Lynch is masterful in this first film in controlling his images and achieving startling effects, like an underground Stanley Kubrick. And the first half of the film plays like a sick black comedy Your Show of Shows, with Henry and Mary as manic-depressive versions of Sid Caesar and Imogene Coca. Lynch also has a wonderful way with the dialogue – mundane conversations like Harold Pinter in slow motion:
“Hello there.” Long pause.
“Hello.” Long pause.
“I’m very pleased to me you.” Long pause.
“Sit down.” Very long pause.
And this section of the film is a perfect amalgam of dream/nightmare and black/sick satire.
But, as with most Lynch films, the second half becomes obscure and murky when the dreams take over and subsume everything. After that the film becomes the kind of film where in the old days of the midnight movies most of the audience would then light up the weed. Some would say that Lynch has painted himself into a corner and the easiest way out is to layer on the hallucinations and lapse into catatonia rather than address the issues at hand. Others would say that Lynch reaches the heights of profundity and art that transcends mere movie making. And with incomprehension it all points to the eye of the beholder. As Lynch himself remarks somewhat archly in a trailer for the film, Eraserhead demonstrates that there is an “all pervading happiness underneath everything.” Huh?

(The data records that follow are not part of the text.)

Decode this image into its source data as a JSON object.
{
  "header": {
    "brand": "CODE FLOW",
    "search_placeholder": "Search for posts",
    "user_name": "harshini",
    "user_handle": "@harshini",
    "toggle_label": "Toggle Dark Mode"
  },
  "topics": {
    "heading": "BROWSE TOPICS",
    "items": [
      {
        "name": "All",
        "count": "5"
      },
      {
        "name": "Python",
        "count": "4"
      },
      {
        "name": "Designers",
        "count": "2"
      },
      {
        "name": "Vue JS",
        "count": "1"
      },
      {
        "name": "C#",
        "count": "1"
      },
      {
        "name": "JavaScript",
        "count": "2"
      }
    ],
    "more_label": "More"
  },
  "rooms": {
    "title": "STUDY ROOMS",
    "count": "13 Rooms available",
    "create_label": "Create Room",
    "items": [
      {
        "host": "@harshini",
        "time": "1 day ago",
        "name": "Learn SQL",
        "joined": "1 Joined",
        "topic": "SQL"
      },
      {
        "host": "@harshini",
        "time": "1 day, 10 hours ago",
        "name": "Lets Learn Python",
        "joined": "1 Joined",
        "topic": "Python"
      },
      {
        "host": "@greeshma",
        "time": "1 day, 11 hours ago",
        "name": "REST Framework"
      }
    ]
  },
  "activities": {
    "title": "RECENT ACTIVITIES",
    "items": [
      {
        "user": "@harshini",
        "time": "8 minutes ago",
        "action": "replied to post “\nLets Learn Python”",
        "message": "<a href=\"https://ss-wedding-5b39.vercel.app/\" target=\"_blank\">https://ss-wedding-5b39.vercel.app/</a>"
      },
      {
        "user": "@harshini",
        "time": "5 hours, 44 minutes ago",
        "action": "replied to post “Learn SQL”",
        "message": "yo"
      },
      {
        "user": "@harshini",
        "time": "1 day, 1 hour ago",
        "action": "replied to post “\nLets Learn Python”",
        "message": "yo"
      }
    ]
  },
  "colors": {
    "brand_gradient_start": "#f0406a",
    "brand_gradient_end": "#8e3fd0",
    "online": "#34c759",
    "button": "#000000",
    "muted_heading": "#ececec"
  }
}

The Criterion edition includes five short films by Lynch, two film trailers (one with Lynch sitting on a sofa flanked by six Woody Woodpecker dolls), revisits to the sets and locations with cast and crew members, and recent interviews with Catherine Coulson, Charlotte Stewart, Judith Roberts, and Frederick Elmes. Lynch himself narrates a full-length documentary on the making of Eraserhead from 2001. A fat booklet features an interview with Lynch from 1997. Lynch also offers handy tips for calibrating your TV set in order to watch his film.